As commented above, since $t(n)$ is a linear combination of four powers $$ t(n) = c_1 \lambda_1^n + c_2 \lambda_2^n + c_3 \lambda_3^n + c_4 \lambda_4^n, $$ if we take sums then we get $$ \sum_{k=0}^n t(k) = \frac{c_1}{\lambda_1 - 1} \lambda_1^{n+1} + \cdots + \frac{c_4}{\lambda_4 - 1} \lambda_4^{n+1} - \left( \frac{c_1}{\lambda_1 - 1} + \cdots + \frac{c_4}{\lambda_4 - 1} \right). $$ If you put in $$ \sum_{k=0}^n = A t(n) + B t(n+1) + C t(n+2) + D t(n+2) + E $$ then you can solve a linear system to get the values of $A,B,C,D$: $$ \begin{align*} \frac{c_1}{\lambda_1 - 1} \lambda_1 &= A + B\lambda_1 + C\lambda_1^2 + D\lambda_1^3 \\ \cdots \\ \frac{c_4}{\lambda_4 - 1} \lambda_4 &= A + B\lambda_4 + C\lambda_4^2 + D\lambda_4^3 \end{align*} $$ The system must have a solution since the coefficients on the right-hand side form a Vandermonde matrix.

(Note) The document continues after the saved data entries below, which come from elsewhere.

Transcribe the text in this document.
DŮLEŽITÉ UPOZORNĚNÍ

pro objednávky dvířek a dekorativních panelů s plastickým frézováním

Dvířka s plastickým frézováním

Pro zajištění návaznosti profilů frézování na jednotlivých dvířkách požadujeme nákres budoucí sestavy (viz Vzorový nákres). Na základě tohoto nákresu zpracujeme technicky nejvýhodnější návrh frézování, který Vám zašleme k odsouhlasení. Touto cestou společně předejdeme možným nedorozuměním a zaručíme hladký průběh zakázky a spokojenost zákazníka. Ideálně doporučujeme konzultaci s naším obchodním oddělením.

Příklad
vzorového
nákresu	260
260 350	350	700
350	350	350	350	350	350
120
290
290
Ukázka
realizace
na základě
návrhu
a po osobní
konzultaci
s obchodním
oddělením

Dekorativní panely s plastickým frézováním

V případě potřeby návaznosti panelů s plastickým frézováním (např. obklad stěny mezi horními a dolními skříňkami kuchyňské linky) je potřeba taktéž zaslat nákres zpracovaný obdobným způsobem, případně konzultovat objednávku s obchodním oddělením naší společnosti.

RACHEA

The remaining coefficient $E$ can be read off directly: $$ E = - \left( \frac{c_1}{\lambda_1 - 1} + \cdots + \frac{c_4}{\lambda_4 - 1} \right). $$

Given that we know that such a representation exists, we can forget about $c_1,\ldots,c_4,\lambda_1,\ldots,\lambda_4$ and calculate the coefficients $A,B,C,D,E$ directly by solving a different system of equations: $$ \begin{align*} At(0) + Bt(1) + Ct(2) + Dt(3) + E &= t(0), \\ At(1) + Bt(2) + Ct(3) + Dt(4) + E &= t(0) + t(1), \\ \cdots \\ At(4) + Bt(5) + Ct(6) + Dt(7) + E &= t(0) + t(1) + t(2) + t(3) + t(4). \end{align*} $$ In order to find five unknowns we need five equations.